A statue of Walt Disney and Mickey Mouse stands in a lawn in entrance of Cinderella’s Castle on the Magic Kingdom Park at Walt Disney World on April 3, 2025, in Orlando, Florida.
Gary Hershorn | Corbis News | Getty Images
For a long time Disney’s home theme parks were the expansion engine for tourism, process advent and tax earnings in Southern California and Central Florida.
On Thursday, the corporate printed its wider affect at the U.S. — reporting a countrywide financial affect of $67 billion every 12 months.
“Disney defines the themed entertainment business in America, and our presence is felt across the country,” mentioned Josh D’Amaro, chairman of Disney Experiences, in a free up. “Our destinations create economies far beyond the gates of our parks, and when we invest in the groundbreaking experiences that only Disney can deliver, growth follows.”
The new document comes from economists at Tourism Economics, an Oxford Economics corporate, which mixed information gathered about Disneyland’s affect in California and Walt Disney World Resort’s affect in Florida in addition to further national spending spurred by means of the corporate.
Disney’s financial affect document arrives at the heels of its announcement of a new theme park building in Abu Dhabi and the opening of rival Universal’s Epic Universe in Florida. It additionally follows a up to date bout of scrutiny over the corporate’s price ticket costs, which some critics say have priced out attainable parkgoers.
The corporate checked out direct financial affect, together with onsite spending at Disney parks in addition to spending in the neighborhood on such things as eating places, resorts and transportation, in addition to oblique affects like items and services and products which can be bought from native companies to reinforce the parks. The find out about additionally took under consideration what it referred to as prompted affects, that means in large part what Disney’s workers spend their very own paychecks on.

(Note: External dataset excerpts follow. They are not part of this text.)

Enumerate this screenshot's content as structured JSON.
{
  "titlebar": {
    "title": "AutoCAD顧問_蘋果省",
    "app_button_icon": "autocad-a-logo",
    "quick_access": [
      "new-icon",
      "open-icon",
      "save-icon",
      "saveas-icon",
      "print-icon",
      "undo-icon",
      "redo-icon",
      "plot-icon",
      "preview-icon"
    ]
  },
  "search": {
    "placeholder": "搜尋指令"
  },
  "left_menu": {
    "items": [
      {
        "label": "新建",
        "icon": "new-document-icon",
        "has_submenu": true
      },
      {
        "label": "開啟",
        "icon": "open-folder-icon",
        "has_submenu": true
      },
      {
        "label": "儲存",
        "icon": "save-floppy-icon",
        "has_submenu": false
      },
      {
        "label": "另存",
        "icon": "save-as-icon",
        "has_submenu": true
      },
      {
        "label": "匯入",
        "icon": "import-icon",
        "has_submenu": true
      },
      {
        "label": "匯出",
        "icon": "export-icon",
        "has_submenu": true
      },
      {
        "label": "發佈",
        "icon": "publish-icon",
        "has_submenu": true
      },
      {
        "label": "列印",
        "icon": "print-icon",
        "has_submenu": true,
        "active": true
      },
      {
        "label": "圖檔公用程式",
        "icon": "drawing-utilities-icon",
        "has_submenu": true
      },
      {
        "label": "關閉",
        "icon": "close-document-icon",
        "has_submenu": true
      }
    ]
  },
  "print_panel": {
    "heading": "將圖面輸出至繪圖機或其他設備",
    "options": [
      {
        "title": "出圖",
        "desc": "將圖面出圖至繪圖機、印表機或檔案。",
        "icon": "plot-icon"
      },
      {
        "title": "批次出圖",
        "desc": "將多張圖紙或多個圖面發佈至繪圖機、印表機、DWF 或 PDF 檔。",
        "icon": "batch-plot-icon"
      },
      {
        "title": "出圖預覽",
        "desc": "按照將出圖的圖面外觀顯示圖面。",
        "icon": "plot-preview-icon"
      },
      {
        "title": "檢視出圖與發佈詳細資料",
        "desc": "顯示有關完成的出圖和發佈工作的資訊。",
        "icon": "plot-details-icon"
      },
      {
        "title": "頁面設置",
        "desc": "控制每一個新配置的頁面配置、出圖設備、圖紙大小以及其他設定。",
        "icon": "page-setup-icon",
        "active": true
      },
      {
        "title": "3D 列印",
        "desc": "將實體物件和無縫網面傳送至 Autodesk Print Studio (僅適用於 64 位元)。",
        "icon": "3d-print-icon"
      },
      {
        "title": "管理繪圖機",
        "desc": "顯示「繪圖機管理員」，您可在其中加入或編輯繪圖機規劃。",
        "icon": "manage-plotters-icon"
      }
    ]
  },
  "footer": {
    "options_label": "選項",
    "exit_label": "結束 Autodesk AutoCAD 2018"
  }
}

Tourism Economics decided that Walt Disney World Resort had a $40 billion financial affect around the state of Florida in fiscal 12 months 2022, Disneyland Resort had a $16 billion affect on Southern California in fiscal 12 months 2023, and mixed the parks quantity to a $10 billion annual financial affect on the remainder of the rustic.
“With a nationwide impact of nearly $67 billion, Disneyland Resort and Walt Disney World are key economic engines, not only in their respective regional economies, but also in the nationwide economy,” mentioned Michael Mariano, head of financial building with Tourism Economics and Oxford Economics.
The document additionally decided that Disney helps greater than 400,000 jobs locally, noting that 1 out of each 20 jobs in Orange County, California, and 1 out of each 8 jobs in Central Florida can also be attributed to the corporate.
“One way I often think about these studies is that we’re trying to measure what would be lost in the absence of these attractions and the numerous activities associated with the attractions,” Mariano mentioned.
“So one way of looking at these results is what we would lose if we didn’t have Disneyland Resort within the Southern California region and Walt Disney World Resort within the state of Florida?”
Disney has extra growth plans, with $30 billion in home capital expenditures anticipated thru 2033.
This comprises the largest-ever growth of the Magic Kingdom, together with a made over segment of Frontierland and new land themed round Disney’s villains. A brand new tropical Americas land is coming to Animal Kingdom, that includes points of interest in response to “Encanto” and the Indiana Jones franchise. And Hollywood Studios is getting a “Monsters Inc.” land.
Over in California, Avengers Campus at California Adventure is about to double in dimension and points of interest in response to “Coco” and “Avatar” are deliberate for Disneyland.
Disclosure: Comcast is the father or mother corporate of NBCUniversal and CNBC.